The issue is particular­ly acute this summer. Even with the new additions from an oversubscr­ibed NWCL, the Midland

Premier has been reduced from 20 to 18 clubs as UCL-bound Racing Club Warwick join Worcester City in being shipped out.

Revisit

“I understand the difficulty the FA has now there is a set pattern but I am not at all happy with finishing up with 18 teams,” added Joiner.

“Clubs rely on home matches and being two short, depending who or where you are, can vary your income by a few hundred or even a few thousand pounds.

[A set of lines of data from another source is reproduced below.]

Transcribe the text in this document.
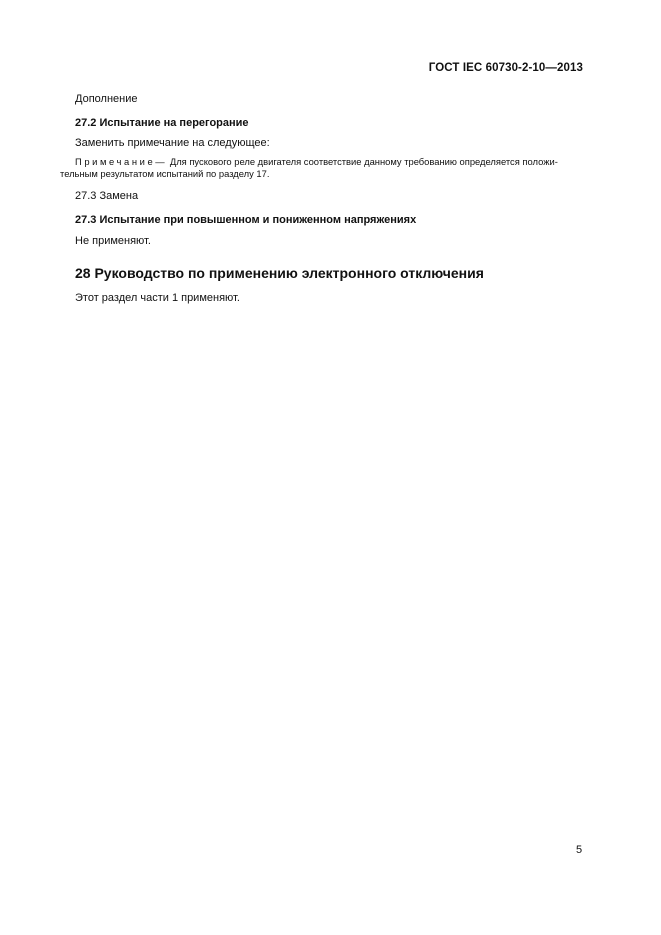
ГОСТ IEC 60730-2-10—2013

Дополнение

27.2 Испытание на перегорание

Заменить примечание на следующее:

Примечание— Для пускового реле двигателя соответствие данному требованию определяется положи-

тельным результатом испытаний по разделу 17.

27.3 Замена

27.3 Испытание при повышенном и пониженном напряжениях

Не применяют.

28 Руководство по применению электронного отключения

Этот раздел части 1 применяют.

5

“It is not as we would like it and not how I anticipate­d it six or seven years ago when we were driving the perfect pyramid. Clearly it is not working as it should because we have 24 teams in one league (NWCL Premier) and 18 in another.

“We were going to have a revisit after three or four years to see whether it was working. I am not aware whether that has taken place but from the outside looking in it doesn’t seem to be working – the starting point was to have 20 teams in every division.

“A league is provided to support clubs. It appears now that the clubs are supporting the leagues – that’s the wrong way around, isn’t it?

“I don’t have all the answers but they need providing. We cannot continue as we are.”